David Danks
Trustworthy AI in an Untrustworthy World
Summary
As AI systems have become increasingly impactful, there has been a corresponding rise in calls for AI that is ’trustworthy’ or ‘responsible’ or ‘ethical’ or some other adjective. We now have multiple frameworks, algorithms, methods, evaluation metrics, design methods, and more that aim to provide these better AIs. However, almost all of this work has assumed, either explicitly or implicitly, that AI design, development, deployment, and use occur in a largely cooperative and trustworthy world. Unfortunately, reality is not so nice: human interactions are frequently semi- or fully-competitive; other agents can only sometimes be trusted; our values and goals often conflict with each other; and much more. In this talk, I will examine how we can have trustworthy AI in a fundamentally untrustworthy world, including what that even means. Crucially, I will provide approaches to produce “better” AI, even when the world is hostile to our values and interests.
Short bio
David Danks is Professor of Data Science, Philosophy, & Policy at University of California, San Diego. Starting January 2026, he will be the Polk JSF Distinguished University Professor of Philosophy, AI, & Data Science at the University of Virginia. His research ranges widely across philosophy, cognitive science, and machine learning, including their intersection.
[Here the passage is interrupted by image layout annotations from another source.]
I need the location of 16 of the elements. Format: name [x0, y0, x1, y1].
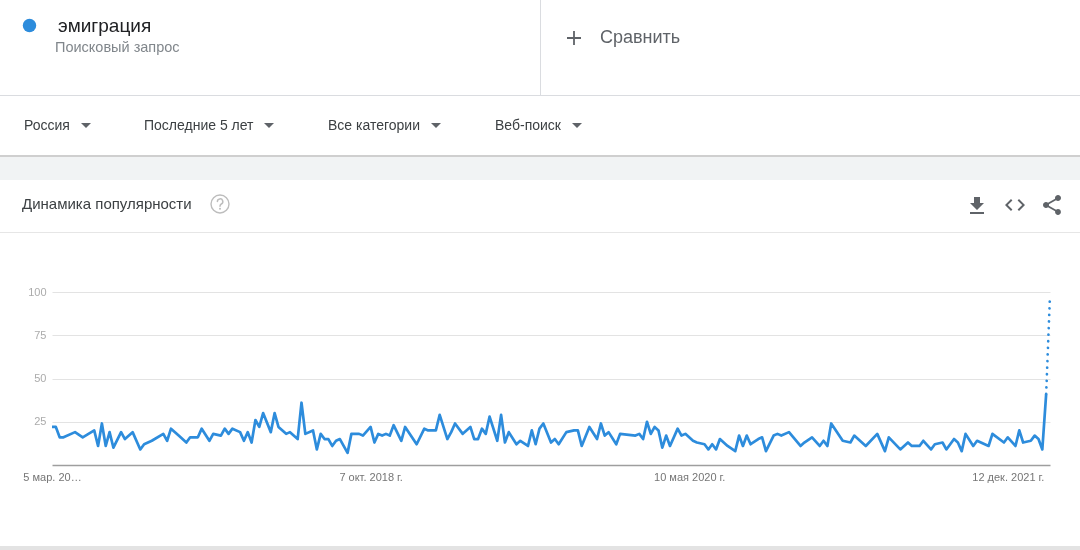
x-tick-label: 12 дек. 2021 г. — [972, 470, 1045, 483]
text: Все категории — [328, 117, 420, 134]
y-tick-label: 50 — [34, 372, 47, 384]
y-tick-label: 25 — [34, 415, 47, 428]
x-tick-label: 5 мар. 20… — [23, 470, 82, 483]
chart-title: Динамика популярности — [22, 195, 192, 212]
text: Последние 5 лет — [144, 117, 254, 134]
text: Поисковый запрос — [55, 39, 180, 56]
legend-label: эмиграция — [58, 14, 152, 36]
x-tick-label: 10 мая 2020 г. — [654, 470, 726, 483]
x-tick-label: 7 окт. 2018 г. — [339, 470, 403, 483]
text: Россия — [24, 117, 70, 134]
y-tick-label: 75 — [34, 328, 47, 341]
text: Сравнить — [600, 27, 681, 48]
y-tick-label: 100 — [28, 285, 47, 298]
text: Веб-поиск — [495, 117, 561, 134]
Danks has examined the ethical, psychological, and policy issues around AI and robotics across multiple sectors, including transportation, healthcare, privacy, and security. He has also done significant research in computational cognitive science and developed multiple novel causal discovery algorithms for complex types of observational and experimental data. Danks is the recipient of a James S. McDonnell Foundation Scholar Award, as well as an Andrew Carnegie Fellowship. He was an inaugural member of the National AI Advisory Committee (USA), and currently serves on multiple advisory boards for industry, government, and academia.